Will this be:
- An open letter of apology to my boss?
- A modestly self-deprecating assessment of my id?
- A mea-culpa to the world at large that I’ve anonymously and not-so-anonymously verbally abused?
This is NONE of those things.
Well, maybe a small fraction of those things…
Honestly, did you ever get stuck in an endless loop of anger? Get lost in the fumes of it; felt yourself a little drunk, or even HIGH <af> on those fumes? I’m right there. With the flame to the bowl and my lips to the… Okay, ENOUGH with the bong analogy, you get it –
I sort of overdosed on the rage factor. BIGTIME overdosed.
BIG. FUCKING…. BIG TIME.
I almost got myself fired in fact. Fired over a bunch of stoopid emails.
Is there no end to my talent for self-sabotage? Apparently not.
To (hopefully) long-and-short it for you nice folks – I met with HR on the Tuesday after my long-weekend suspension and it was quite the eye-opener. I came out of it with this in mind: Do I really like my job? Do I really hate people as much as my boss, that smirking Benefits Coordinator and now the HR Director currently think I do? Am I solely the sum of angry words I find so easy to type & send to M (or the entirety of Twitter!)? Should that HR Director get her ass handed to her for saying that SHE wouldn’t keep me if SHE was my boss??
That’s a lot of questions to ponder. It was a LOOOONG-ASS meeting! And yes – an HR Director really did say that to me.
How many of you have gotten double-teamed in person by people who you’ve so readily lambasted with a widely imaginative plethora of unkind words?

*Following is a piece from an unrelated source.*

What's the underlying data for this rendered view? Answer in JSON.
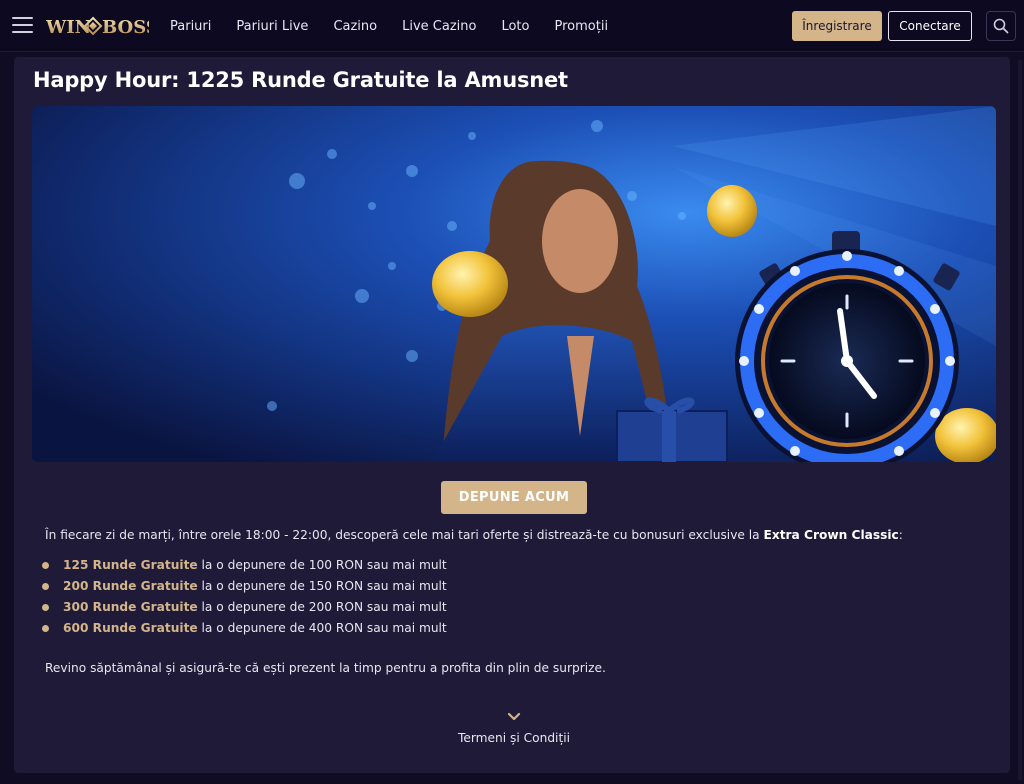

Words like “Preggo Bitch”; “Toddler Boss”; “neurotic fucktard”; “lazy useless bitch-ass”; “entitled-ass twatface”… You read that right.
Those things are not so pride or humor-inducing these days . Sometimes you just get stuck in, and sick of, the loops of anger and resentment you used to find highlarious. At least I did.
So I currently still have a job. One that is honestly a pleasure to drag my tired ass out of bed for each day. Of course they did make me sign some shit in HR. So of course I took precautions with my blog; which is why all of you on this list got those invites.
Ms. High-and-Mighty HR Director also warned me about including residents of the lovely agency which employs me in my blog. *Items from my drafts folder were included in the pile of email evidence they mic-dropped in front of me on the conference table at that post-suspension meeting. *sigh* I am SUCH a fucking moron…
So it made a fuckton of sense to deny the existence of this blog to their faces and switch it to Private even though any one of you subscribers could potentially be any representative of my job. Either way, I don’t break client confidentiality. Why would I? Is it breaking confidentiality to say that I like and feel for the kids my agency houses? By “kids” of course I’ll insist I mean the baby goats that are so easily found on the campus where I work. ( 😛 Suck it, blog screeners!)
As for the “adults” who I am so lucky to call coworkers, FUCK you; crybaby cunts. You might just be lucky enough to star in any one of my upcoming posts. Even if I have to Mad-Lib that shit just to write about you.
*WTF “Mad Libs”; Volume 1*
For example, I have to meet with the High Sparrow on name day to discuss a situation where one of my Rainbowguard Warriors has filed a misuse of invisibility cloak against another one of my Fruity Pebbles. To that I say, Dracarys MOTHERFUCKERS! I ain’t swimming a cherry.